I find it unfathomable that I am the person in this chamber at the moment—not those opposite me—making the emphatic case to allow a market based response to this system, saying that the best way of determining how these ships should be built is to allow the private sector to compete with one another. I worry and fear that the path that the government is going down—if it has not already reached that conclusion—is about rejecting that. I refuse to believe that allowing one group, one company, in one nation the opportunity to build Australia's future submarines will ensure that we have the best value for money. I believe a competitive tender process will always give you a better outcome. The big argument against all of this that is constantly being raised by the government and that has been attempted to be made—because they cannot make the case about cost any longer or the case that Australian firms are not able to build it—is that somehow we do not have time, and that is why we have to go internationally and not allow the Australians to compete. But expert after expert, eminent researcher after researcher, economist after economist has come forward and universally they have stated that that is not the case and that you can, in a period of one year, have a proper process that allows a competitive tender. It is not as if this is going to be coming as a surprise to the market. The market expects there to be, at some point soon, the opportunity to bid for these Australian submarines. It is not as if work has not already begun or happened in this space in recent times. The best approach is to allow that.

I think it is a good process that the government so far has ruled out some kind of a MOTS option, a modified off-the-shelf option. I quote Commander Frank Owen, retired, from the Submarine Institute of Australia, who said:

There are no MOTS options. Even the most capable of available overseas submarines will require modification.

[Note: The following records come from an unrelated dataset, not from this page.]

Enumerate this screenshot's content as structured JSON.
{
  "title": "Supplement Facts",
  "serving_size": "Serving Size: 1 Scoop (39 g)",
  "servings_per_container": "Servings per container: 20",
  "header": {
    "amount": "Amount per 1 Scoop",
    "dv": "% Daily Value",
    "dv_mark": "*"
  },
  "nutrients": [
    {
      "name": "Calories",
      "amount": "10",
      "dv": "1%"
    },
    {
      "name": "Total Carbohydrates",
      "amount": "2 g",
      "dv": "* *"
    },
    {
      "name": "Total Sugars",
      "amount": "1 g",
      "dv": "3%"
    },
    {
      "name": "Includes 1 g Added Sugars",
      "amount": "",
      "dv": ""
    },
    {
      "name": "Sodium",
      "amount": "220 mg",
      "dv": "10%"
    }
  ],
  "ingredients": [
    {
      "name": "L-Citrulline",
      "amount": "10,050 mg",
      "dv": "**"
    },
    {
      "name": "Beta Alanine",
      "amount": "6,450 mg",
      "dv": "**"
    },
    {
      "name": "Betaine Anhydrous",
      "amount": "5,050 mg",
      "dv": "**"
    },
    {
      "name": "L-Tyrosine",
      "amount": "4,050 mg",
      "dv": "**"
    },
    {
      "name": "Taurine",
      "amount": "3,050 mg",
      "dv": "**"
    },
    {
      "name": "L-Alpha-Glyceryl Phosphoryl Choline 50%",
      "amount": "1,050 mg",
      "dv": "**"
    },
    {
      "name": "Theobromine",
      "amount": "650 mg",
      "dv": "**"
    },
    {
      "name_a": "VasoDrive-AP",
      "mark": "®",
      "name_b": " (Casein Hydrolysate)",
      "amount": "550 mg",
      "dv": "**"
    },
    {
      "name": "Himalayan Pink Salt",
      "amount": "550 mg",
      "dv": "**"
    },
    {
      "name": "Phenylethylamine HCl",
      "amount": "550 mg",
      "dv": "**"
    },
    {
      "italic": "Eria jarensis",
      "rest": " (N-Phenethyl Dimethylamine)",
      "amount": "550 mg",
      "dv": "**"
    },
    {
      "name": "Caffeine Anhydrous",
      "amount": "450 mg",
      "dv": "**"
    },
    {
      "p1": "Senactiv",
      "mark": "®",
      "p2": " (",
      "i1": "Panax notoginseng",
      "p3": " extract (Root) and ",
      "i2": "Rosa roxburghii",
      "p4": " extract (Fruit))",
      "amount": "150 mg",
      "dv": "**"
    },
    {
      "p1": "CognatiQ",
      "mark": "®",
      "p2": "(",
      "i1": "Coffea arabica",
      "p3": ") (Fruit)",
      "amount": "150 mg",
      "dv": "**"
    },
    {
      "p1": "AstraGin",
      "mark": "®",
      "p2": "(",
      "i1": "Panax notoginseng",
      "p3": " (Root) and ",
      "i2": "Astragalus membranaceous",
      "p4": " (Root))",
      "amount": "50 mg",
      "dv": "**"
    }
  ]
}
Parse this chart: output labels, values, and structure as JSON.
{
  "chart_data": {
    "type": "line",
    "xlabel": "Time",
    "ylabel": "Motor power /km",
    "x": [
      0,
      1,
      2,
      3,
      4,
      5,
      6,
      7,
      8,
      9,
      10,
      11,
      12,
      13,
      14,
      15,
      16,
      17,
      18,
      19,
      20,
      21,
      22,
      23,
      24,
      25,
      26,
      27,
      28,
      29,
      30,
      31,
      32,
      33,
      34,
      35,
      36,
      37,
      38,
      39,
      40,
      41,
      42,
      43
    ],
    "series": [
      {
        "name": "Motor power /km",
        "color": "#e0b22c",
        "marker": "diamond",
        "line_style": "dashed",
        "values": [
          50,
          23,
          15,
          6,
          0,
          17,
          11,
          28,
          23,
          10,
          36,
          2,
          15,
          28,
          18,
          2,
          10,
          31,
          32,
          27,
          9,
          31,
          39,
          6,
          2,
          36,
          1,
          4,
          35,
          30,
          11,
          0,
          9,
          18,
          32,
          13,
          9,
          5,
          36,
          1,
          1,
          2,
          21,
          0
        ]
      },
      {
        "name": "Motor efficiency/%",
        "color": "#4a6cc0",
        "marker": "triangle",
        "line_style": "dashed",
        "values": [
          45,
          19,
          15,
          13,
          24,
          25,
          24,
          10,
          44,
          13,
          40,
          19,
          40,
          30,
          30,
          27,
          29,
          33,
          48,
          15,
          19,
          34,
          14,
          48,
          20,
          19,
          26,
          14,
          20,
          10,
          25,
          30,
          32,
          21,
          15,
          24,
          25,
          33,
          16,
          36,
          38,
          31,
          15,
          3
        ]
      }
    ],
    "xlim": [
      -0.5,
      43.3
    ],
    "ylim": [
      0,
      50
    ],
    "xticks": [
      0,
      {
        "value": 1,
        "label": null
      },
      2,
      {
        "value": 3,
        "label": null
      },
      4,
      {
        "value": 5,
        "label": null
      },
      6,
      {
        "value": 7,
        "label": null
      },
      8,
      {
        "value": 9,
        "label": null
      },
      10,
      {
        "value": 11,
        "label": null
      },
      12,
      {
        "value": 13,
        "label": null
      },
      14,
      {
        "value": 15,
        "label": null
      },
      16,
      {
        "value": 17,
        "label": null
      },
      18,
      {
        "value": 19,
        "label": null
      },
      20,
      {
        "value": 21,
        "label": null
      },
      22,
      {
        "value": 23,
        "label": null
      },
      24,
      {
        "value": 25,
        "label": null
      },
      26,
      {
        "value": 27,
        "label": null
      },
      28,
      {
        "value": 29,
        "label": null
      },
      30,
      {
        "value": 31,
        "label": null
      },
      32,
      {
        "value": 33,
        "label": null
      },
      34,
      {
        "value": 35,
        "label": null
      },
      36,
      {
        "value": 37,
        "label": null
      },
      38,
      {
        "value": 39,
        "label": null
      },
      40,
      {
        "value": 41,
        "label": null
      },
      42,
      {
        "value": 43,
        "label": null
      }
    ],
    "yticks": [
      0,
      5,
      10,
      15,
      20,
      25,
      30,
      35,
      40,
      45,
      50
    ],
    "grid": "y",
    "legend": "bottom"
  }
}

So there is going to have to be this process anyway. While we are going through that process of modification, of getting a plan together for an internationally built submarine, why not, as part of that process, allow the Australian companies to compete? Why not allow Australian firms to say, 'This is our bid; we are good enough; we are strong enough; we are professional enough to compete with the best in the world, and we are going to do it in an open, transparent, fair way'? We are not asking for industry policy that gives Australian firms an unfair advantage over competing firms. We are simply asking that Australian firms be given the same opportunity to compete as international firms. We are here today, and we are urging for the best, most sensible market-based approach to the future of Australia's submarine projects.